- Born: 1 January 1970 (age 56) Tinos, Greece
- Education: Brown University
- Scientific career
- Thesis: Analogy between the Electromagnetic and Hydrodynamic Equations: Application to Turbulence (2000)
- Doctoral advisor: George Karniadakis

= Haralambos Marmanis =

American author and executive (born 1970)
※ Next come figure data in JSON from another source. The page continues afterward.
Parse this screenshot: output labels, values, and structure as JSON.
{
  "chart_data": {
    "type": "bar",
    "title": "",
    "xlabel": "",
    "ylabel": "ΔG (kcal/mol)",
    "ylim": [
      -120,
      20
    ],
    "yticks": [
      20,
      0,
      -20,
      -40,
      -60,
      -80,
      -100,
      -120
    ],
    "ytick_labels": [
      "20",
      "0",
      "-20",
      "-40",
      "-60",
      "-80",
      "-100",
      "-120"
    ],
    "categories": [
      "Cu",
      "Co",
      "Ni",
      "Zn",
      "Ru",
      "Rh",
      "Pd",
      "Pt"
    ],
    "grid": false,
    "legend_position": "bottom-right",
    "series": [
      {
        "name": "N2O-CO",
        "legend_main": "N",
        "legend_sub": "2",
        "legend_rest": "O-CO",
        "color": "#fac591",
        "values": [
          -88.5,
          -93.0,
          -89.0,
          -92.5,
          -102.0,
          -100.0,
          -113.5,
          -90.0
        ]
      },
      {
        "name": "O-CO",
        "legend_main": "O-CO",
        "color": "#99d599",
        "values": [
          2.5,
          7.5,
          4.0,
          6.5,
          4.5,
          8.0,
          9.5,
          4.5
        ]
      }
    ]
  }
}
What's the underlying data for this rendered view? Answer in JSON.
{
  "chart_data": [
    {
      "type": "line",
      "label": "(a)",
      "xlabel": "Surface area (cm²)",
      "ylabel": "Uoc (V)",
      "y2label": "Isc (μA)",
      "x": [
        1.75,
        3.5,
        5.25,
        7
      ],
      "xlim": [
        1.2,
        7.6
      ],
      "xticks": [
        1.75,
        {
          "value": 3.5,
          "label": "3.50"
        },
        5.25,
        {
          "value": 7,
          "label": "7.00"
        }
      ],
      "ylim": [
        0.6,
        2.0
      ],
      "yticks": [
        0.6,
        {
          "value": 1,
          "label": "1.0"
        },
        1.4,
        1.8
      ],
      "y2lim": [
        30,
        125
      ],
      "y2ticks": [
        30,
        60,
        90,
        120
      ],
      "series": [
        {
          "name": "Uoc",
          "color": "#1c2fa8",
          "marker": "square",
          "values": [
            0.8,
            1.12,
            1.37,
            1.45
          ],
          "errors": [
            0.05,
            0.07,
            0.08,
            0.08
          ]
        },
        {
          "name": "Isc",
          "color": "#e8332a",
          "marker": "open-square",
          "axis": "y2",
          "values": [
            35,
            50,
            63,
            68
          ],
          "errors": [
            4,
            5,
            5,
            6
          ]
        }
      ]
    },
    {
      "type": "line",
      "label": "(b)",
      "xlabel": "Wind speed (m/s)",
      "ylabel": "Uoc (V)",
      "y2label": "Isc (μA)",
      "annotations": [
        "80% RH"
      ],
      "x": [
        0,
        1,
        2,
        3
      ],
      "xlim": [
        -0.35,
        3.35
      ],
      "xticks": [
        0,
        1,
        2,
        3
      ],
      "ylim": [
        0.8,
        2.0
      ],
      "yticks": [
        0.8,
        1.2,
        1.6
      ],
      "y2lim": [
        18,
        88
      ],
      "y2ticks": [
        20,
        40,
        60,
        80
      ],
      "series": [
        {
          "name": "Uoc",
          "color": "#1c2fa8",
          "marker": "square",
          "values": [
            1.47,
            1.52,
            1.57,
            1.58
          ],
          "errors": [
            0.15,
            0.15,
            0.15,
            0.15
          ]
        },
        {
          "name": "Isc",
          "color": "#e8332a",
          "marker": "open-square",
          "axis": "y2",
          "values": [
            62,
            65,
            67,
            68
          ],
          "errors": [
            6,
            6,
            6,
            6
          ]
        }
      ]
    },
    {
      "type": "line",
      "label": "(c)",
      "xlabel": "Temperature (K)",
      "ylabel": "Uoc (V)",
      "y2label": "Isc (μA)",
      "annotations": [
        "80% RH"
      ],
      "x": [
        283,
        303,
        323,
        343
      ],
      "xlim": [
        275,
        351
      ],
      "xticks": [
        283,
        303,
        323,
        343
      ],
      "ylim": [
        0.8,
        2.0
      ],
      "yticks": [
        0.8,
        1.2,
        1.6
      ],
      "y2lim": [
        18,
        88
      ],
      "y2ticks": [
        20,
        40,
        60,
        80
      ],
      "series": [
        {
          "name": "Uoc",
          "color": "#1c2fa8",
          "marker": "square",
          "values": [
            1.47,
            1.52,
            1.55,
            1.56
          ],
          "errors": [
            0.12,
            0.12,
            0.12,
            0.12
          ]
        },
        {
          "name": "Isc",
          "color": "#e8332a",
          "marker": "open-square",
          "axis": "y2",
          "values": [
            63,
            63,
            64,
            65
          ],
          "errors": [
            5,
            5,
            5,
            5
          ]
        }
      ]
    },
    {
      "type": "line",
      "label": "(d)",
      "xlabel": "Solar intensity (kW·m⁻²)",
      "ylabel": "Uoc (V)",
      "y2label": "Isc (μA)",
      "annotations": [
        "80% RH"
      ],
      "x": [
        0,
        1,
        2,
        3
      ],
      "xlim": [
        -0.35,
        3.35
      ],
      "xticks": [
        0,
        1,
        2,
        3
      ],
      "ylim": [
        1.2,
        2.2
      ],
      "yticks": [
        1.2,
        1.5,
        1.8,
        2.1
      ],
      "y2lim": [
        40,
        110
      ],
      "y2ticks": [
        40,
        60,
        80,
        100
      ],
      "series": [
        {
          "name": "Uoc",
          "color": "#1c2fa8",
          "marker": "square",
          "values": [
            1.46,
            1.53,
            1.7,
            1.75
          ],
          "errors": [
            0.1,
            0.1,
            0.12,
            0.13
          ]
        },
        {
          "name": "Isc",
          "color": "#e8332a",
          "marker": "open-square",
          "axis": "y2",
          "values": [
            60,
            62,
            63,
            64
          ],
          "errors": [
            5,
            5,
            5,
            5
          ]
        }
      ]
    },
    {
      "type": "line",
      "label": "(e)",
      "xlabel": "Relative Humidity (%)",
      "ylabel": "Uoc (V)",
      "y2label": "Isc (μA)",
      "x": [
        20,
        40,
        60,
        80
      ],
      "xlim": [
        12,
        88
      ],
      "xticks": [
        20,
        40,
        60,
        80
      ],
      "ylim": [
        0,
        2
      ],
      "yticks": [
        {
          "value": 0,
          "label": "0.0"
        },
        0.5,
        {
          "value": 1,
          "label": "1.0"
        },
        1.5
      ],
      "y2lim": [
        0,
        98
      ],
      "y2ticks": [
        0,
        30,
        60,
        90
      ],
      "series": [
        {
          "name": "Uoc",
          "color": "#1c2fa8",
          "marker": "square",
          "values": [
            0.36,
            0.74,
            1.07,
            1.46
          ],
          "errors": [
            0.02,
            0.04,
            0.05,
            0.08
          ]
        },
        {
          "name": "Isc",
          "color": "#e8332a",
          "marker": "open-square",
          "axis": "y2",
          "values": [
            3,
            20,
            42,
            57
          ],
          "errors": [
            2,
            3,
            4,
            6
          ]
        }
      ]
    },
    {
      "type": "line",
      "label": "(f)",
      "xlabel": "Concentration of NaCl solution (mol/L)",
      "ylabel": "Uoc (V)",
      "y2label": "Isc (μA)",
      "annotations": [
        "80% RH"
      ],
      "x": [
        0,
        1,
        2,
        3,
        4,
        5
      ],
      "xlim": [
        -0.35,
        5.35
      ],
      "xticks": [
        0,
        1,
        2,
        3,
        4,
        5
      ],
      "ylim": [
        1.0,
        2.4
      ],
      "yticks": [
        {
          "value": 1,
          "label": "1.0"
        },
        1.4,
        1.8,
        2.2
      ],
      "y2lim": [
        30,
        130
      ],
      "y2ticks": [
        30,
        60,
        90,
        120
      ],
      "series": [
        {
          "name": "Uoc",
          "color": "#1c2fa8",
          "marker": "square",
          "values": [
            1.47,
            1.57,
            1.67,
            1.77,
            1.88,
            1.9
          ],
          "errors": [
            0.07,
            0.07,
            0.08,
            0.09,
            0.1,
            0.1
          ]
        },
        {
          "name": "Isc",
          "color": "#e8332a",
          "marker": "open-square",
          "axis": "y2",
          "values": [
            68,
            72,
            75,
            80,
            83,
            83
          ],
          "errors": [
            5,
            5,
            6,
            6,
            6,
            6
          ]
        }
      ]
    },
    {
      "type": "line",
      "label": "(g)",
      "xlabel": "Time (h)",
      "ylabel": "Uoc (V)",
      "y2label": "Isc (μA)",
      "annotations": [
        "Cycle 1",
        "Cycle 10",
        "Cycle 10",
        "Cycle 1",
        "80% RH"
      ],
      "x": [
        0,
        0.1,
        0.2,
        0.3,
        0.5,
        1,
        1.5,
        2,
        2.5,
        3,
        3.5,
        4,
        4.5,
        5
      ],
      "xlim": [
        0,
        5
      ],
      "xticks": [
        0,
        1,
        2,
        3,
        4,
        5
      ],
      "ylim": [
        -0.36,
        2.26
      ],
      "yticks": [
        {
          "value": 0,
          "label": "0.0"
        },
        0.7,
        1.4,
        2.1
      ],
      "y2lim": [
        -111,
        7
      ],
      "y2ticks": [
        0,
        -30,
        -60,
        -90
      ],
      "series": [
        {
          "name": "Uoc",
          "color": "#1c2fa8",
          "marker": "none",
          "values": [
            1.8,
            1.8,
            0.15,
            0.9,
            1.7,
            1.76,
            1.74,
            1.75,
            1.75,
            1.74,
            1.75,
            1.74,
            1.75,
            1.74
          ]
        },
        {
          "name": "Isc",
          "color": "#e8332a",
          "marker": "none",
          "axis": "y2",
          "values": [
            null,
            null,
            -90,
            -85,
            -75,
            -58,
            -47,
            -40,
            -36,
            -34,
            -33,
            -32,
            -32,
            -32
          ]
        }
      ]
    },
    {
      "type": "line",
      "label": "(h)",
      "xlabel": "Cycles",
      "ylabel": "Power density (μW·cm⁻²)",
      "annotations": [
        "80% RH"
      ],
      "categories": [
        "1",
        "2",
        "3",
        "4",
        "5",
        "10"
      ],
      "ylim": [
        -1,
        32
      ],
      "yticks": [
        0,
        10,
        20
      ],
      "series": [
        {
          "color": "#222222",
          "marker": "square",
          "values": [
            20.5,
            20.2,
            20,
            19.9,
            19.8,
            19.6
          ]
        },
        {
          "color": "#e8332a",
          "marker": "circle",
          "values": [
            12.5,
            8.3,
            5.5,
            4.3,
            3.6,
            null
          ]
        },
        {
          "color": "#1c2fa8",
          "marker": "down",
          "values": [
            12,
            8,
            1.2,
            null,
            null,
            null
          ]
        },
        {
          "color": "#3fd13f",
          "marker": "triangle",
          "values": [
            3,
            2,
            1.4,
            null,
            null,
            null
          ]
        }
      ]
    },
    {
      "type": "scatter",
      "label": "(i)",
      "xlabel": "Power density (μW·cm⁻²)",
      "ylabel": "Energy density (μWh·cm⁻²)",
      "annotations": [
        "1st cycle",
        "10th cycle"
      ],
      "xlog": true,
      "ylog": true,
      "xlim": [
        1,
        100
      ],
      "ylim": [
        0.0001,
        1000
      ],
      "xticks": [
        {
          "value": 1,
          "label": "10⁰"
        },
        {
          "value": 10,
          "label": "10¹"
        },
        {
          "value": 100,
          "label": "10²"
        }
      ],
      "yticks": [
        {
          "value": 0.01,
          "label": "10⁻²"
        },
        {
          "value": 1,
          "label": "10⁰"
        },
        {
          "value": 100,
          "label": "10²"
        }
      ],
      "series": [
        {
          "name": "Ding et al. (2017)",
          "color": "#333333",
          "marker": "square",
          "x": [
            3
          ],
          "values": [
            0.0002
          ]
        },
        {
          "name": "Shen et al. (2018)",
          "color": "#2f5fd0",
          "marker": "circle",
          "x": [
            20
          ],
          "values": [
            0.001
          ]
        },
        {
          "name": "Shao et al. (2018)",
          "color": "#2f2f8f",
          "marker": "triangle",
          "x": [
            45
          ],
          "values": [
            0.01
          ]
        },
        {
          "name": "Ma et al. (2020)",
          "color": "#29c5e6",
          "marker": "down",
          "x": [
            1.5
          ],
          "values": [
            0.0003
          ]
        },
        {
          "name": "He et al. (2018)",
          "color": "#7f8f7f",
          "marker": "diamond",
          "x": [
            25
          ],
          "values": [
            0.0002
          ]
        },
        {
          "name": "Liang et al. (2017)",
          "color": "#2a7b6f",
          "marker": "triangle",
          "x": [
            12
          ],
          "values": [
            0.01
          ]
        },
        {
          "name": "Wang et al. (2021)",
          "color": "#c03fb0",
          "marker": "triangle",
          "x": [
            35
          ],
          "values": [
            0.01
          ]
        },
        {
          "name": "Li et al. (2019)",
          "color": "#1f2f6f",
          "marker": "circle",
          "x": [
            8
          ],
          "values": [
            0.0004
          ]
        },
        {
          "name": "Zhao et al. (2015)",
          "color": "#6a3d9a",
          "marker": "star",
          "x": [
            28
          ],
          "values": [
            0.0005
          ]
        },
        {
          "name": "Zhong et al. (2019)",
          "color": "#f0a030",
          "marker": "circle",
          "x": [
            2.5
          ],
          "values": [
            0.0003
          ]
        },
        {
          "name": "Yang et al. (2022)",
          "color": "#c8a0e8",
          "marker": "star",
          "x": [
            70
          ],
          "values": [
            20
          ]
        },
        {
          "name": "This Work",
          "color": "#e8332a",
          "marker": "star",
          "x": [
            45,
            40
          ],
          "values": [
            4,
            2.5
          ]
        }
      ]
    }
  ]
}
Haralambos Marmanis (born 1970) is an American author and executive. He is the chief technology officer and vice president at the Copyright Clearance Center.

==Education==
Marmanis received an MsC from the University of Illinois at Urbana-Champaign as well as a Ph.D. in applied mathematics from Brown University supervised by George Karniadakis.

==Career==
Marmanis developed the Marmanis-form of the Lamb transport equations, first published in a 1998 paper. He was also the founder of Sofia Tech, and worked at Truexchange as well as Zeborg. He later became the Chief Technology Officer of Emptoris. He then joined Copyright Clearance Center as the Chief Technology Officer and Vice President of Engineering. Marmanis has published peer-reviewed articles, as well as the books Spend Analysis: The Window into Strategic Sourcing and Algorithms of the Intelligent Web. His work has included research into the behaviour of fluids in the context of electromagnetic theory.